Tuesday, 16 December 2014
Yifei Wu and Kenji Satake, University of Tokyo, Bunkyo-ku, Japan
Abstract:
Normal mode calculation of a semi-closed or completely closed bay or ocean basin helps us to understand the oscillation characteristics including those excited by incoming tsunamis. In addition, tsunami propagation can be synthesized by superposition of normal modes.

Japan Sea is an almost closed ocean basin where many large tsunamigenic earthquakes occurred (fig. 1). Satake and Shimazaki (1988) calculated the normal modes using a 20km grid (~10’ or about 2,000 ocean grids), compared the observed and calculated normal modes from the 1964 Niigata and 1983 Japan Sea earthquakes, and discussed the their different excitation characteristics . Because of development of computer and numerical computation techniques, it is worthwhile to revisit this problem.
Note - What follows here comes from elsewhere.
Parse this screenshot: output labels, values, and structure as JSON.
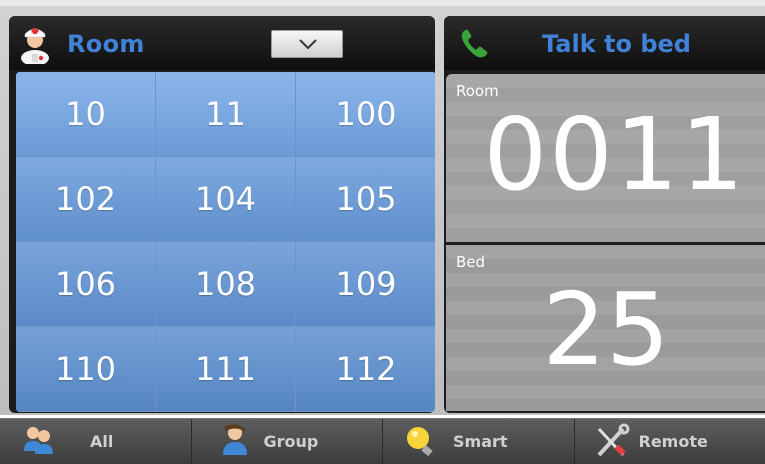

Starting from Laplace’s tidal equations and ignoring the rotation of the earth, Loomis (1975) discretized the problem into the eigenvalue problem of a symmetric sparse matrix, which was solved by Householder transformations. This method is used by Satake and Shimazaki (1988) for Japan Sea and Aida (1996) for Tokyo Bay. However, this method needs O(n^3) operation in time and O(n^2) in memory (n is the total number of water grid. e.g., for Japan Sea in 30 sec grid, n~10^6), which would require a super computer.

To overcome this disadvantage, we first introduce a recent iteration method called Implicitly Restarted Arnoldi Method (Lehoucq et al., 1997), which itself speeds up the calculation a bit. Then after we develop a sparse version of matrix storage and multiplication, the operation count in time and memory reduced dramatically to O(n^1.5) (including about 0.5 for iteration process) and O(n) respectively, utilizing the special property of the matrix and the iteration method. This means any current computer can easily solve a large eigenvalue problem.